Biz bu soruları yanıtlamaya çalışmayı kendi açımızdan gerekli görmeyiz bile. Çünkü bu yanıtlamayı bunlara karşı tezde olanlar, bu konuyu çok iyi bildiklerini söyleyenler, bilerek inananlar yapmalı, açıklamayı onlar getirmeli diye düşünürüm.

Bunlar dini ya da inancı sorgulamak değildir. Dine sokuşturulmuş ve insanların zorla inanılması sağlanmış, böylelikle çıkarlar elde edilmiş ve edilmesi de sürdürülen dogmaların sorgulanmasıdır.

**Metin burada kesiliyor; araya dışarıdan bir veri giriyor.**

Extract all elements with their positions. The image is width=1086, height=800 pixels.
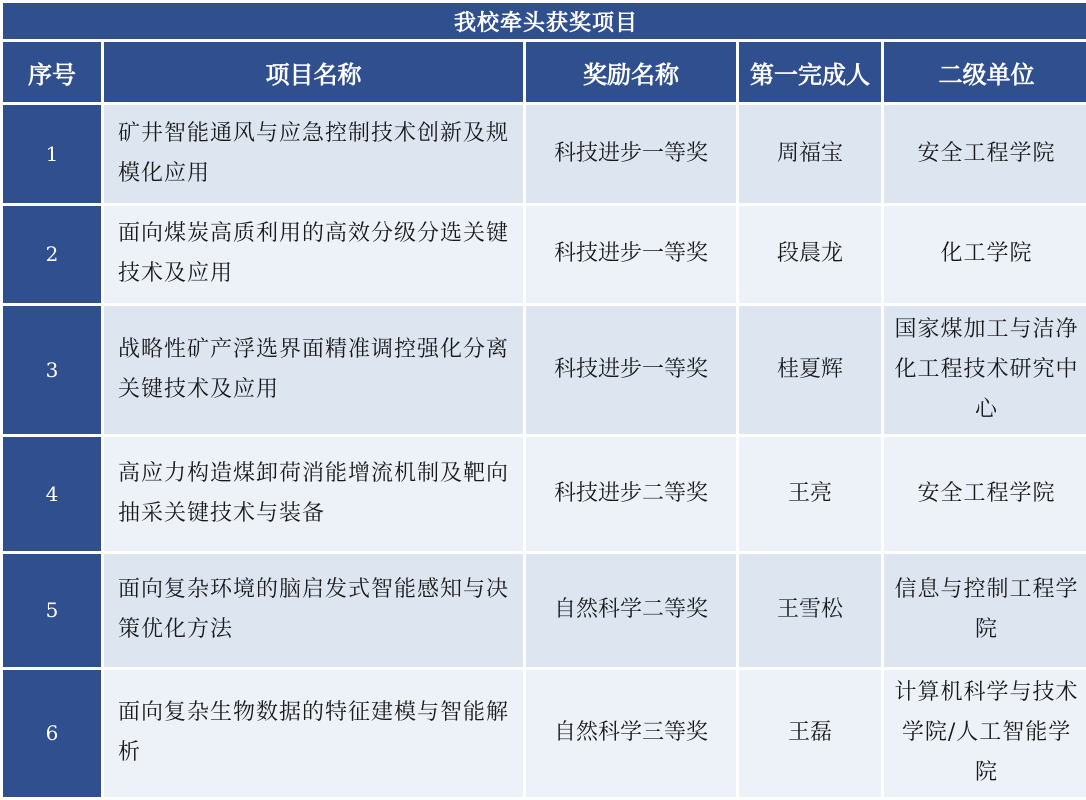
department: 化工学院 — [884, 206, 1086, 304]
first-contributor: 桂夏辉 — [739, 306, 881, 433]
row-no: 6 — [3, 670, 101, 797]
row-no: 4 — [3, 437, 101, 551]
row-no: 5 — [3, 554, 101, 667]
project-name: 矿井智能通风与应急控制技术创新及规模化应用 — [104, 105, 523, 203]
row-no: 1 — [3, 105, 101, 203]
project-name: 面向煤炭高质利用的高效分级分选关键技术及应用 — [104, 206, 523, 304]
project-name: 面向复杂环境的脑启发式智能感知与决策优化方法 — [104, 554, 523, 667]
department: 信息与控制工程学院 — [884, 554, 1086, 667]
award-name: 科技进步一等奖 — [526, 206, 736, 304]
table-row — [3, 206, 1086, 304]
first-contributor: 王亮 — [739, 437, 881, 551]
first-contributor: 王雪松 — [739, 554, 881, 667]
header-department: 二级单位 — [884, 42, 1086, 102]
department: 国家煤加工与洁净化工程技术研究中心 — [884, 306, 1086, 433]
first-contributor: 王磊 — [739, 670, 881, 797]
row-no: 2 — [3, 206, 101, 304]
department: 安全工程学院 — [884, 105, 1086, 203]
table-row — [3, 105, 1086, 203]
row-no: 3 — [3, 306, 101, 433]
project-name: 面向复杂生物数据的特征建模与智能解析 — [104, 670, 523, 797]
table-row — [3, 437, 1086, 551]
award-name: 自然科学二等奖 — [526, 554, 736, 667]
department: 计算机科学与技术学院/人工智能学院 — [884, 670, 1086, 797]
award-name: 科技进步二等奖 — [526, 437, 736, 551]
table-row — [3, 306, 1086, 433]
first-contributor: 段晨龙 — [739, 206, 881, 304]
department: 安全工程学院 — [884, 437, 1086, 551]
header-first-contributor: 第一完成人 — [739, 42, 881, 102]
table-title: 我校牵头获奖项目 — [3, 3, 1086, 39]
table-row — [3, 670, 1086, 797]
project-name: 高应力构造煤卸荷消能增流机制及靶向抽采关键技术与装备 — [104, 437, 523, 551]
header-project-name: 项目名称 — [104, 42, 523, 102]
header-no: 序号 — [3, 42, 101, 102]
award-name: 科技进步一等奖 — [526, 105, 736, 203]
project-name: 战略性矿产浮选界面精准调控强化分离关键技术及应用 — [104, 306, 523, 433]
award-name: 科技进步一等奖 — [526, 306, 736, 433]
award-name: 自然科学三等奖 — [526, 670, 736, 797]
table-row — [3, 554, 1086, 667]
first-contributor: 周福宝 — [739, 105, 881, 203]
header-row — [3, 42, 1086, 102]
header-award-name: 奖励名称 — [526, 42, 736, 102]
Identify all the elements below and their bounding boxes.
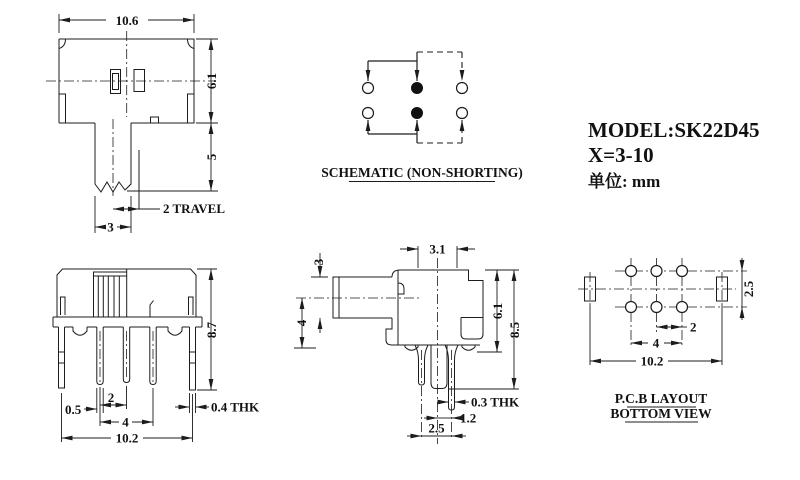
dim-pin-thickness: 0.3 THK: [471, 394, 520, 410]
pcb-label-line1: P.C.B LAYOUT: [614, 391, 708, 406]
schematic-label: SCHEMATIC (NON-SHORTING): [321, 165, 523, 180]
contact-open: [363, 83, 374, 94]
dim-knob-depth: 4: [294, 319, 309, 327]
dim-pcb-overall: 10.2: [640, 353, 664, 369]
x-spec: X=3-10: [588, 143, 654, 167]
dim-top-height: 6.1: [204, 72, 219, 90]
dim-front-height: 8.7: [204, 321, 219, 339]
dim-pcb-hole-span: 4: [652, 335, 660, 351]
dim-stem-length: 5: [204, 153, 219, 161]
pcb-label-line2: BOTTOM VIEW: [610, 406, 712, 421]
dim-bracket-thickness: 0.4 THK: [211, 399, 260, 415]
contact-open: [457, 83, 468, 94]
dim-pin-span: 4: [122, 414, 129, 430]
dim-front-overall: 10.2: [115, 430, 139, 446]
dim-pin-pitch: 2: [107, 390, 115, 405]
dim-side-body-height: 6.1: [490, 302, 505, 320]
dim-side-pin-span: 2.5: [428, 420, 445, 436]
dim-side-top-width: 3.1: [429, 241, 446, 257]
dim-travel: 2 TRAVEL: [163, 201, 226, 216]
front-view: [53, 269, 260, 446]
contact-open: [457, 108, 468, 119]
contact-common: [412, 108, 423, 119]
schematic-view: [321, 52, 522, 182]
dim-side-overall-height: 8.5: [507, 321, 522, 339]
model-number: MODEL:SK22D45: [588, 118, 760, 142]
contact-common: [412, 83, 423, 94]
pcb-hole: [677, 266, 688, 277]
pcb-layout-view: [578, 258, 756, 422]
pcb-hole: [651, 266, 662, 277]
dim-stem-width: 3: [107, 219, 114, 235]
dim-pcb-row-pitch: 2.5: [741, 280, 756, 298]
pcb-hole: [677, 302, 688, 313]
dim-pin-offset: 1.2: [460, 410, 477, 426]
pcb-hole: [626, 302, 637, 313]
side-view: [294, 242, 522, 445]
pcb-hole: [651, 302, 662, 313]
title-block: [588, 118, 760, 191]
unit-note: 单位: mm: [588, 172, 661, 191]
dim-pcb-hole-pitch: 2: [690, 319, 697, 335]
dim-top-width: 10.6: [115, 13, 139, 28]
dim-knob-height: 3: [311, 258, 326, 266]
top-view: [46, 13, 225, 235]
contact-open: [363, 108, 374, 119]
dim-pin-width: 0.5: [65, 402, 82, 417]
pcb-hole: [626, 266, 637, 277]
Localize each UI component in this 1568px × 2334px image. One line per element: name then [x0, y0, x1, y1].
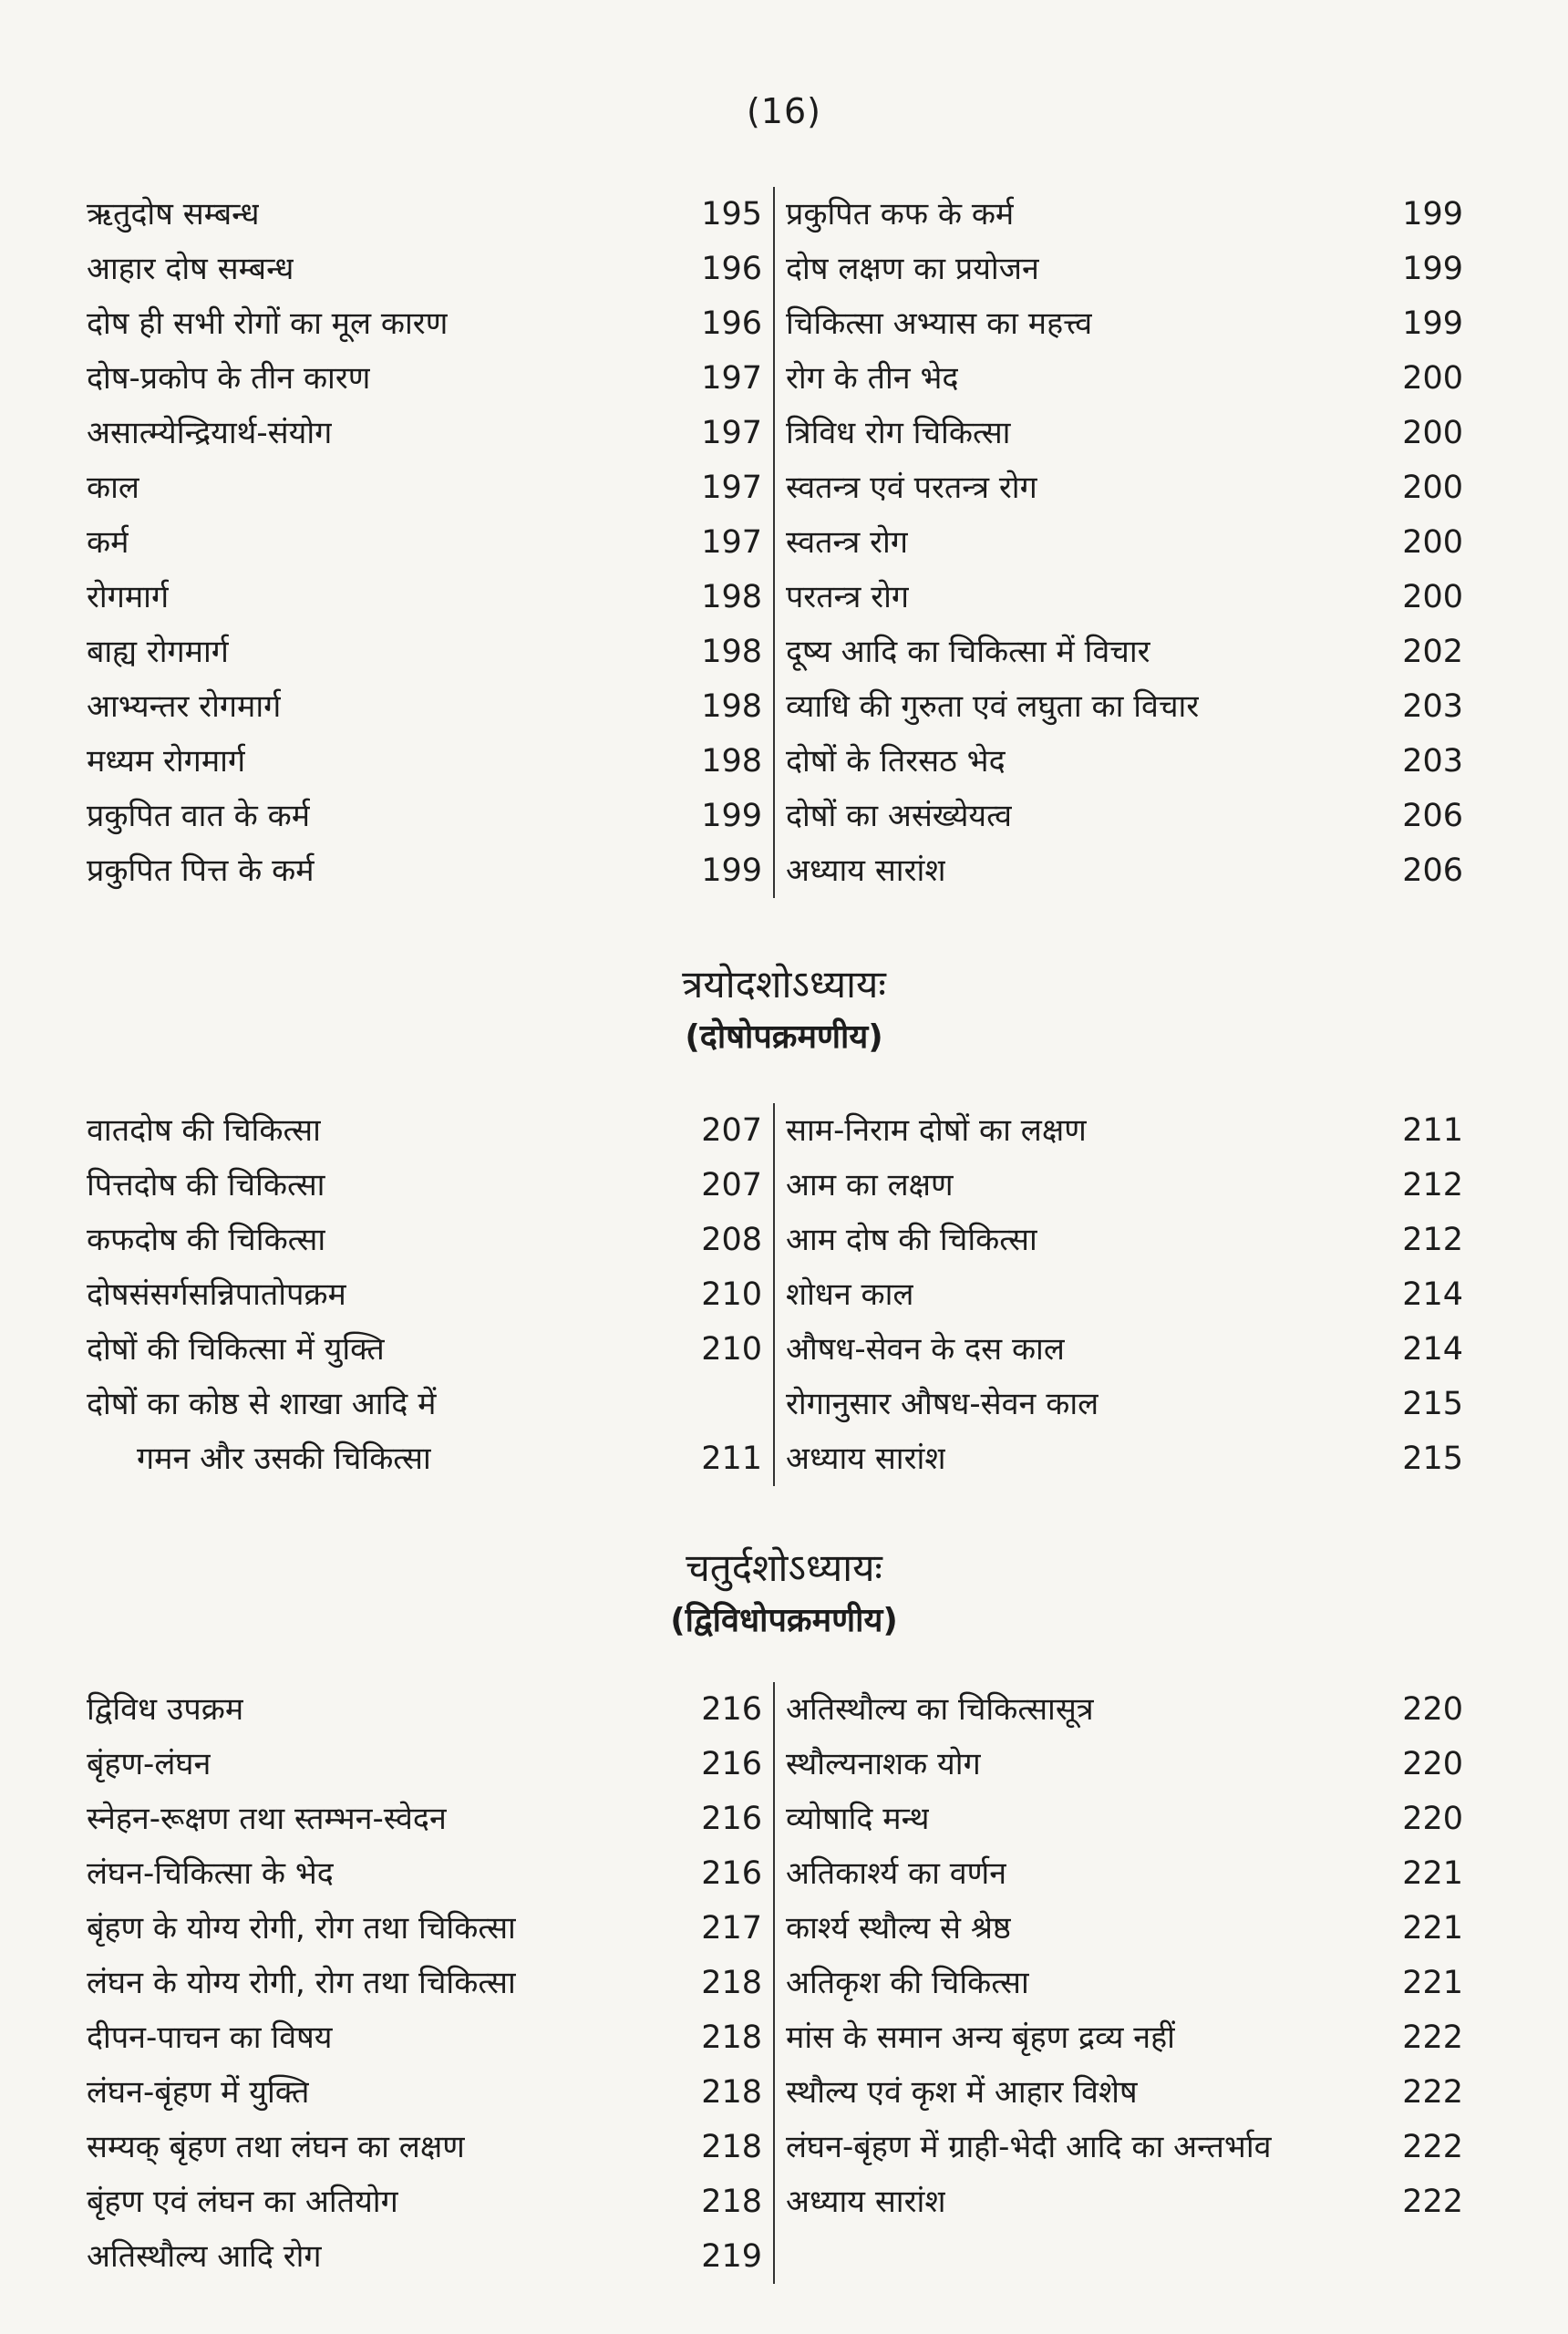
- toc-entry: [786, 570, 1463, 625]
- toc-entry-title: लंघन के योग्य रोगी, रोग तथा चिकित्सा: [87, 1965, 516, 2001]
- toc-entry-page: 214: [1402, 1276, 1463, 1313]
- toc-entry-page: 196: [701, 251, 762, 287]
- toc-entry-title: लंघन-बृंहण में युक्ति: [87, 2074, 310, 2111]
- toc-entry-title: दोष लक्षण का प्रयोजन: [786, 251, 1039, 287]
- toc-entry: [786, 1322, 1463, 1377]
- toc-entry-title: दोषों का असंख्येयत्व: [786, 798, 1013, 834]
- toc-entry-title: ऋतुदोष सम्बन्ध: [87, 196, 260, 232]
- toc-entry: [87, 1682, 762, 1737]
- toc-entry: [87, 625, 762, 679]
- toc-entry: [786, 1956, 1463, 2010]
- toc-entry-title: मध्यम रोगमार्ग: [87, 743, 246, 780]
- toc-entry-title: पित्तदोष की चिकित्सा: [87, 1167, 325, 1203]
- toc-entry-page: 221: [1402, 1965, 1463, 2001]
- toc-entry-title: औषध-सेवन के दस काल: [786, 1331, 1065, 1368]
- toc-entry: [786, 242, 1463, 296]
- toc-entry: [786, 1901, 1463, 1956]
- toc-entry-title: दोष-प्रकोप के तीन कारण: [87, 360, 371, 397]
- toc-entry-page: 200: [1402, 524, 1463, 561]
- toc-entry-title: आम दोष की चिकित्सा: [786, 1222, 1037, 1258]
- toc-entry-page: 206: [1402, 852, 1463, 889]
- toc-section-chapter-14: [87, 1682, 1463, 2284]
- toc-entry-page: 222: [1402, 2074, 1463, 2111]
- toc-entry-title: दूष्य आदि का चिकित्सा में विचार: [786, 634, 1150, 670]
- toc-entry: [786, 351, 1463, 406]
- toc-entry-page: 215: [1402, 1386, 1463, 1422]
- toc-entry-title: अतिकृश की चिकित्सा: [786, 1965, 1029, 2001]
- toc-entry: [786, 1377, 1463, 1431]
- toc-entry: [786, 2174, 1463, 2229]
- toc-entry: [87, 843, 762, 898]
- toc-entry: [87, 2010, 762, 2065]
- toc-entry: [87, 187, 762, 242]
- toc-section-continued: [87, 187, 1463, 898]
- toc-entry-title: रोगमार्ग: [87, 579, 170, 615]
- toc-entry-title: आम का लक्षण: [786, 1167, 954, 1203]
- toc-entry-title: त्रिविध रोग चिकित्सा: [786, 415, 1011, 451]
- toc-entry-title: दोषसंसर्गसन्निपातोपक्रम: [87, 1276, 346, 1313]
- toc-entry-page: 212: [1402, 1167, 1463, 1203]
- toc-left-column: [87, 1103, 775, 1486]
- toc-entry-title: चिकित्सा अभ्यास का महत्त्व: [786, 305, 1093, 342]
- toc-entry-title: स्वतन्त्र एवं परतन्त्र रोग: [786, 470, 1037, 506]
- toc-entry-page: 199: [701, 798, 762, 834]
- toc-entry-page: 211: [701, 1441, 762, 1477]
- toc-entry-title: आभ्यन्तर रोगमार्ग: [87, 688, 282, 725]
- toc-entry: [786, 843, 1463, 898]
- toc-entry: [786, 296, 1463, 351]
- toc-entry-page: 218: [701, 2019, 762, 2056]
- toc-entry-page: 207: [701, 1112, 762, 1149]
- toc-entry-title: शोधन काल: [786, 1276, 914, 1313]
- toc-entry-page: 197: [701, 360, 762, 397]
- toc-entry-title: रोग के तीन भेद: [786, 360, 959, 397]
- toc-left-column: [87, 187, 775, 898]
- toc-entry: [87, 406, 762, 460]
- toc-entry: [87, 1901, 762, 1956]
- toc-entry-page: 218: [701, 1965, 762, 2001]
- toc-entry-page: 222: [1402, 2019, 1463, 2056]
- toc-entry: [786, 625, 1463, 679]
- toc-entry-page: 198: [701, 743, 762, 780]
- toc-right-column: [775, 1682, 1463, 2284]
- toc-entry-page: 220: [1402, 1801, 1463, 1837]
- toc-entry: [87, 1213, 762, 1267]
- toc-entry-title: बृंहण-लंघन: [87, 1746, 211, 1782]
- toc-entry-title: स्वतन्त्र रोग: [786, 524, 908, 561]
- toc-entry-page: 216: [701, 1691, 762, 1728]
- toc-entry-page: 200: [1402, 470, 1463, 506]
- toc-entry-title: स्थौल्यनाशक योग: [786, 1746, 981, 1782]
- toc-entry-page: 220: [1402, 1746, 1463, 1782]
- toc-entry: [786, 1737, 1463, 1792]
- toc-entry-page: 221: [1402, 1855, 1463, 1892]
- toc-entry-page: 199: [701, 852, 762, 889]
- toc-entry-title: दोष ही सभी रोगों का मूल कारण: [87, 305, 449, 342]
- toc-entry: [87, 2120, 762, 2174]
- toc-entry-page: 197: [701, 470, 762, 506]
- toc-entry: [786, 1431, 1463, 1486]
- toc-entry: [87, 1956, 762, 2010]
- toc-entry-page: 199: [1402, 305, 1463, 342]
- toc-entry-title: व्योषादि मन्थ: [786, 1801, 930, 1837]
- toc-entry: [87, 2229, 762, 2284]
- toc-entry-title: अध्याय सारांश: [786, 1441, 946, 1477]
- toc-right-column: [775, 187, 1463, 898]
- toc-entry-page: 219: [701, 2238, 762, 2275]
- toc-entry-title: प्रकुपित वात के कर्म: [87, 798, 311, 834]
- toc-entry-page: 200: [1402, 415, 1463, 451]
- toc-entry-page: 220: [1402, 1691, 1463, 1728]
- toc-entry: [87, 570, 762, 625]
- toc-entry-title: कर्म: [87, 524, 129, 561]
- toc-entry-page: 206: [1402, 798, 1463, 834]
- toc-entry-title: अध्याय सारांश: [786, 2184, 946, 2220]
- toc-entry-title: प्रकुपित कफ के कर्म: [786, 196, 1015, 232]
- toc-entry-page: 222: [1402, 2129, 1463, 2165]
- toc-entry-page: 211: [1402, 1112, 1463, 1149]
- toc-entry: [87, 679, 762, 734]
- toc-entry-title: कफदोष की चिकित्सा: [87, 1222, 326, 1258]
- toc-entry-title: दोषों के तिरसठ भेद: [786, 743, 1006, 780]
- toc-entry-page: 196: [701, 305, 762, 342]
- toc-entry-title: द्विविध उपक्रम: [87, 1691, 244, 1728]
- toc-entry-title: मांस के समान अन्य बृंहण द्रव्य नहीं: [786, 2019, 1175, 2056]
- toc-entry: [786, 2010, 1463, 2065]
- toc-entry-page: 207: [701, 1167, 762, 1203]
- chapter-13-heading: [0, 957, 1568, 1063]
- toc-entry: [786, 187, 1463, 242]
- toc-entry-title: रोगानुसार औषध-सेवन काल: [786, 1386, 1099, 1422]
- chapter-subtitle: (दोषोपक्रमणीय): [685, 1018, 883, 1056]
- toc-entry: [87, 1377, 762, 1431]
- toc-entry-page: 198: [701, 688, 762, 725]
- toc-entry-title: काल: [87, 470, 139, 506]
- toc-entry: [87, 296, 762, 351]
- toc-entry: [786, 2120, 1463, 2174]
- toc-entry-page: 203: [1402, 743, 1463, 780]
- toc-entry: [87, 734, 762, 789]
- toc-entry-title: अतिस्थौल्य आदि रोग: [87, 2238, 322, 2275]
- toc-entry: [87, 1322, 762, 1377]
- toc-entry: [786, 1103, 1463, 1158]
- toc-entry-page: 208: [701, 1222, 762, 1258]
- toc-entry-title: प्रकुपित पित्त के कर्म: [87, 852, 315, 889]
- toc-entry: [87, 1846, 762, 1901]
- toc-entry-page: 198: [701, 579, 762, 615]
- toc-entry: [87, 2065, 762, 2120]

Daha başlangıcından düşünme özgürlükleri engellenmiş, bilmeden ve bilemeden inandırılmış, öğrenmelerine ne fırsat ne olanak tanınmış olanların savunmasıdır.

Orta Çağda kitap kopyalamanın bile günah sayılarak, bırakın kopyalayanı, okunmaması gereken bir kitabı okuyanın bile yakıldığını unuttunuz mu?… Bilimin Hıristiyan dünyasına sokulmaması için yüzlerce yıl uğraşmışlar.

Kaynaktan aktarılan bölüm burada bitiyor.